In the recently published book 'Our Dying Planet', Professor Peter Sale writes that coral reef ecosystems are very likely to disappear by the end of this century, in what would be "a new first for mankind — the 'extinction' of an entire ecosystem".
Sale, who leads a team at the United Nations University Institute for Water, Environment and Health, reports that the decline in coral reefs is mainly due to climate change and ocean acidification. Other activities, including overfishing, pollution and coastal development, have also had a devastating impact on the worl's coral reefs.
"We're creating a situation where the organisms that make coral reefs are becoming so compromised by what we're doing that many of them are going to be extinct, and the others are going to be very, very rare," says Sale.

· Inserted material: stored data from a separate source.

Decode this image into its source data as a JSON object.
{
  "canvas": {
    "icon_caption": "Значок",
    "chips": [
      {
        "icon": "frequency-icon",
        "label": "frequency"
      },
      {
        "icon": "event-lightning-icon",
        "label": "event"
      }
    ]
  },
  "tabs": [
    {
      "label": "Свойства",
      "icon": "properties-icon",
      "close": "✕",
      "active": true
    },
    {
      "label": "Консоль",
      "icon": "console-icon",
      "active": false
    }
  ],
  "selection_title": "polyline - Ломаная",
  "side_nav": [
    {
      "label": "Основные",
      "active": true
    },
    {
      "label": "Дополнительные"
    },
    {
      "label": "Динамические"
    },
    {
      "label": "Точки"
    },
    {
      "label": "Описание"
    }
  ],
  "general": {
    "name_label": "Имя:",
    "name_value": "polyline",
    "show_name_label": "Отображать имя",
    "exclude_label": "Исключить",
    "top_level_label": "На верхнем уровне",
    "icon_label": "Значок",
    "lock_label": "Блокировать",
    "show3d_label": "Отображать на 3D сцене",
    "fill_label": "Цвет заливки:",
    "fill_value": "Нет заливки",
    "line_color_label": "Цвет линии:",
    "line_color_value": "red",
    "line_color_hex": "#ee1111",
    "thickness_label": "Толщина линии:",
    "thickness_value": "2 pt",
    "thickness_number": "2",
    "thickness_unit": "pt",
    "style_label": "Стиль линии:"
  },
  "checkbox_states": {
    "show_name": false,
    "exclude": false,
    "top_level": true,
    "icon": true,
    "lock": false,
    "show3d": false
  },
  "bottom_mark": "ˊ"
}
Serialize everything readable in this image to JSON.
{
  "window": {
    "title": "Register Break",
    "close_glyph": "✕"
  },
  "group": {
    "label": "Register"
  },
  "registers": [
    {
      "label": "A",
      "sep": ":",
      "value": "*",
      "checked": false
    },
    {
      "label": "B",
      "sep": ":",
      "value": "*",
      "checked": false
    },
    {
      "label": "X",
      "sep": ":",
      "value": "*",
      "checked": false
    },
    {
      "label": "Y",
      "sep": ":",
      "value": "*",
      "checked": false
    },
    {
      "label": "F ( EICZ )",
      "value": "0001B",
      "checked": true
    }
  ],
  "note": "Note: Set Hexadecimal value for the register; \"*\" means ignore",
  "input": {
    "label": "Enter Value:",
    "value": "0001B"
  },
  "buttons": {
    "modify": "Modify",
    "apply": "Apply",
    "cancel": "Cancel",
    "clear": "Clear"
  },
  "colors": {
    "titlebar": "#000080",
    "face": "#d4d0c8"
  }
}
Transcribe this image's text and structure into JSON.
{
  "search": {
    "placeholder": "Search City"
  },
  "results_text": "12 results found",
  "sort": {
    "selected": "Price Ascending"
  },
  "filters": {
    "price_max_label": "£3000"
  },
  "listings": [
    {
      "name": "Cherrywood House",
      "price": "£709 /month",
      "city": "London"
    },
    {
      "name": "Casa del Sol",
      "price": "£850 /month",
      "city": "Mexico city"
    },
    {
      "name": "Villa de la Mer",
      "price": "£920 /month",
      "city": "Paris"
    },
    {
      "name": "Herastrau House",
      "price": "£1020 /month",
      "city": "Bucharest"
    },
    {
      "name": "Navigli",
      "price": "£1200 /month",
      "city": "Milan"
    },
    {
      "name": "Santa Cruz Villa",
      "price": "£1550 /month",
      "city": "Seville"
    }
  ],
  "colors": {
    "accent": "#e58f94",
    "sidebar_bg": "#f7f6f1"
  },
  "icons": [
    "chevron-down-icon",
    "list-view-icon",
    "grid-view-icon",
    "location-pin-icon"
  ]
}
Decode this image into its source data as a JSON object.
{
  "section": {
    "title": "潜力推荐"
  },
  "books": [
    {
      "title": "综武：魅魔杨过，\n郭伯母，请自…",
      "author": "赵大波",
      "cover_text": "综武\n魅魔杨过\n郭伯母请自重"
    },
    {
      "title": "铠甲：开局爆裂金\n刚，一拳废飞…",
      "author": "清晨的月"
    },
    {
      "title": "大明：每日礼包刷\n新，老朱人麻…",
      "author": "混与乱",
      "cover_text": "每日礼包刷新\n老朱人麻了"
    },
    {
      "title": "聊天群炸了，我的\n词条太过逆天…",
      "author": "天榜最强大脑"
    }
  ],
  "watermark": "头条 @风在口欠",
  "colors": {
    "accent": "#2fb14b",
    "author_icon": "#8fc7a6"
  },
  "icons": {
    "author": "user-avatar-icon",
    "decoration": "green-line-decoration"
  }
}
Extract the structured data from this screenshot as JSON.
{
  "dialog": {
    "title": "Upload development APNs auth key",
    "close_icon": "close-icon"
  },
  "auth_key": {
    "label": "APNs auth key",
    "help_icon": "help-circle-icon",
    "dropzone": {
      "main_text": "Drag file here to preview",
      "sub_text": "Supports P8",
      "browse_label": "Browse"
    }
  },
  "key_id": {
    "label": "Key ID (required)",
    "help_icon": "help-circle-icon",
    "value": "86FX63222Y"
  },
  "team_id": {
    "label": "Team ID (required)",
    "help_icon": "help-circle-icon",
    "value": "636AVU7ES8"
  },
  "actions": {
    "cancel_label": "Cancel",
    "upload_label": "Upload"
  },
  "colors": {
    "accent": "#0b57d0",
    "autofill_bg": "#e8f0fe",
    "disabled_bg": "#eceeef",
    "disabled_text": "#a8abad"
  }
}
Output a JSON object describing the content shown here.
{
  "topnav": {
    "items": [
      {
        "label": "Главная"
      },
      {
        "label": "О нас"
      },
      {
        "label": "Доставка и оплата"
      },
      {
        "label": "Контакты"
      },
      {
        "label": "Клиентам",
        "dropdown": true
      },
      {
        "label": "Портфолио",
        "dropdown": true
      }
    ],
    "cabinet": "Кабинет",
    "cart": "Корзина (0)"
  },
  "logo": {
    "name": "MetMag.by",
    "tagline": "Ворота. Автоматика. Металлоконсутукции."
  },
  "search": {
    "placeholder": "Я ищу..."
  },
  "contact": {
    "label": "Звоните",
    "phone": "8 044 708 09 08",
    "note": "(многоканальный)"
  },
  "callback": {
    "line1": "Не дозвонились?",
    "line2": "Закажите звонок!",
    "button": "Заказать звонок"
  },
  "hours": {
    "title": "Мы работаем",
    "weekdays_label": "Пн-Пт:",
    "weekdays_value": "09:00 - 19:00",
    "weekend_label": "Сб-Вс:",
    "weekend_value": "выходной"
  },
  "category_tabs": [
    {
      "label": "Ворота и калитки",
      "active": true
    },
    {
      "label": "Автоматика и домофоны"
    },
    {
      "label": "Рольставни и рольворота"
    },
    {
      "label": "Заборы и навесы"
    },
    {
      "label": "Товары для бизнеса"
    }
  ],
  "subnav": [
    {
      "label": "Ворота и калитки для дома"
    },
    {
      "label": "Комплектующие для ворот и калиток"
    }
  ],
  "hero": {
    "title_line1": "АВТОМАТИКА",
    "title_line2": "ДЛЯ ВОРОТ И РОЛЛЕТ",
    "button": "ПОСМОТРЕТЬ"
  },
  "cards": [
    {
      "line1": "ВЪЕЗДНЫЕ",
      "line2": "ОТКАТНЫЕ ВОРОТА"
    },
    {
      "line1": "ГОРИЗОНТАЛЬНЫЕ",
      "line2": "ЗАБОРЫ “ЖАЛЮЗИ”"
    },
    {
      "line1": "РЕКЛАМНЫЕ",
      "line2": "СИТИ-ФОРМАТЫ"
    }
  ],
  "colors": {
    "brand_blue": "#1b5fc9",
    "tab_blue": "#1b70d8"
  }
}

The use of fossil fuels and the resulting carbon emissions, which contribute to climate change, are thought to be the biggest cause of the rapid decline in coral reefs. Climate change has led to increased ocean surface temperatures, putting reef species under enormous stress and leading to coral bleaching. Ocean acidification — caused by the oceans absorbing increased amounts of carbon dioxide from the atmosphere — is also an increasing threat, making it harder for reef organisms to retrieve the minerals needed to build their skeletons.
Although around 20% of coral reefs have already been lost in the past few decades, the authors of 'Our Dying Planet' are careful to stress that the corals themselves may well survive the effects of human activities and the destruction they cause.
"Although corals are ancient animals and have been around for hundreds of millions of years, there have been periods of reefs, and periods where there are no reefs," explains Mark Spalding, of the US-based environmental group Nature Conservancy and the University of Cambridge. "When climatic conditions are right they build these fantastic structures, but when they're not they wait in the wings, in little refuges, as a rather obscure invertebrate."